In what appears to be a one step forward, two steps back approach to serving small business, SBA recently capped the use of proceeds allocation for Goodwill.  SBA will now limit the amount of Goodwill financed under its 7(a) loan guarantee program to $250,000, or 50% of the loan amount, whichever is less.

 

The SBA writes: 

(1).   If the purchase price of the business includes goodwill (or "blue sky"), the lender should explore seller-financing with a subordinate lien to the SBA-guaranteed loan. 

(2).   The lender may finance a limited amount of goodwill.  In no event may the amount of goodwill financed by an SBA guaranteed loan exceed 50% of the loan amount up to a maximum of $250,000.

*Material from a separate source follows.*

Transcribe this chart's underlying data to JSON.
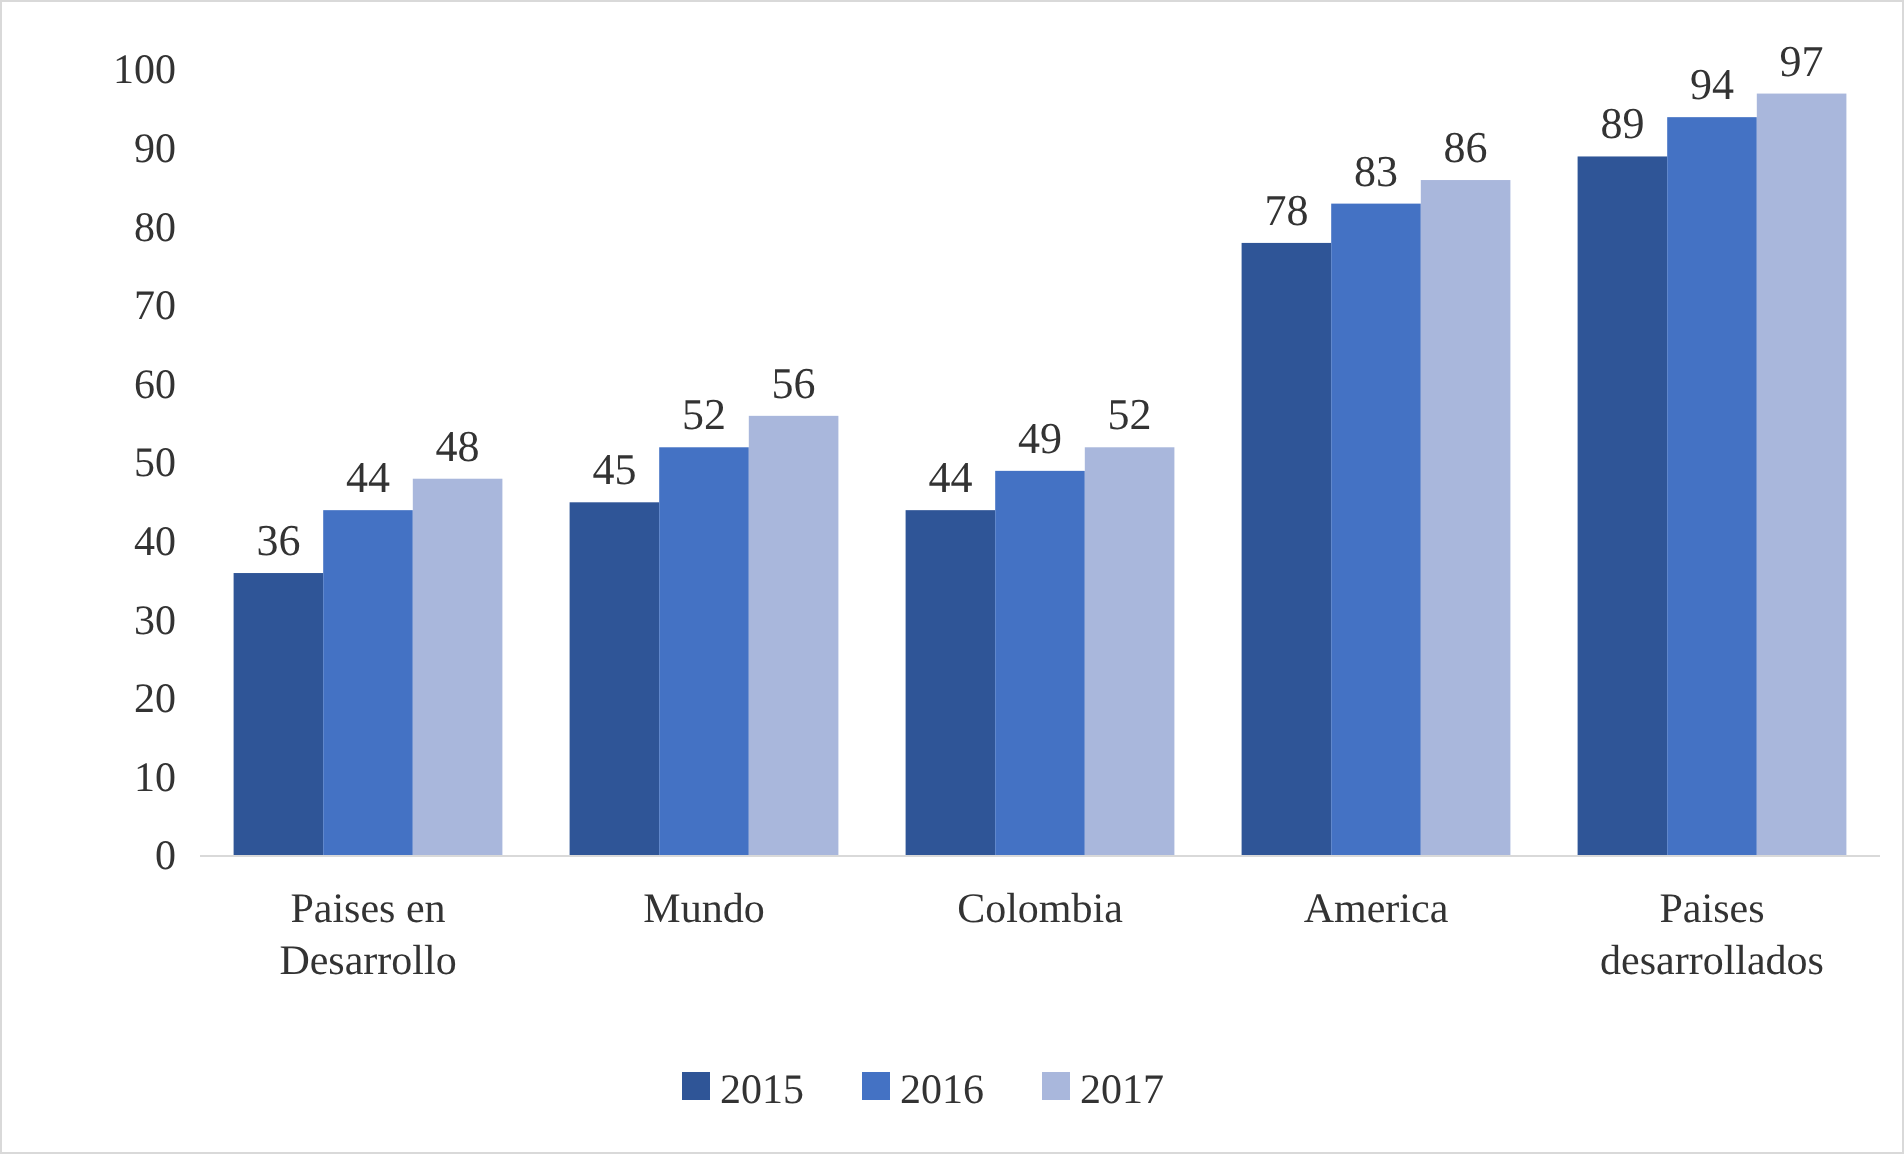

After hearing pushback from lender and broker groups across the country(spearheaded locally by ROI), SBA agreed to reconsider its position.  Late Friday it announced that exceptions to the above rule would be considered on a case by case basis. 

 

SBA conceded that, for loan applications where the request for 7(a) financing of goodwill exceeds the limits set in SOP 50 10 5(A) because the buyer and/or the seller are unable to finance the amount of goodwill that exceeds the SOP limit, the lender may submit the application to the Standard 7a Loan Guaranty Processing Center (LGPC) for SBA's consideration. 

 

What does this mean for buyers and sellers?  At this stage it's hard to tell.  Clearly we are in a less certain place than we were prior to announcement of the cap.  At the moment, SBA has not answered exactly how it will absorb what will certainly be a flood of standard 7(a) applications.  Also, the procedure change could not come at a worse time as it relates to SBA's capabilities.  A recent effort to streamline the SBA 7(a) program has been incredibly effective at reducing staff levels.  Finally, no guidance has been given as it relates to what factors will govern approval or decline of requests for cap exceptions. 

 

The bottom line is that, for transactions with Goodwill allocations over $250,000, higher levels of seller financing, and longer lead times are certainly expected.  Setting realistic expectations will become an even more critical and difficult task.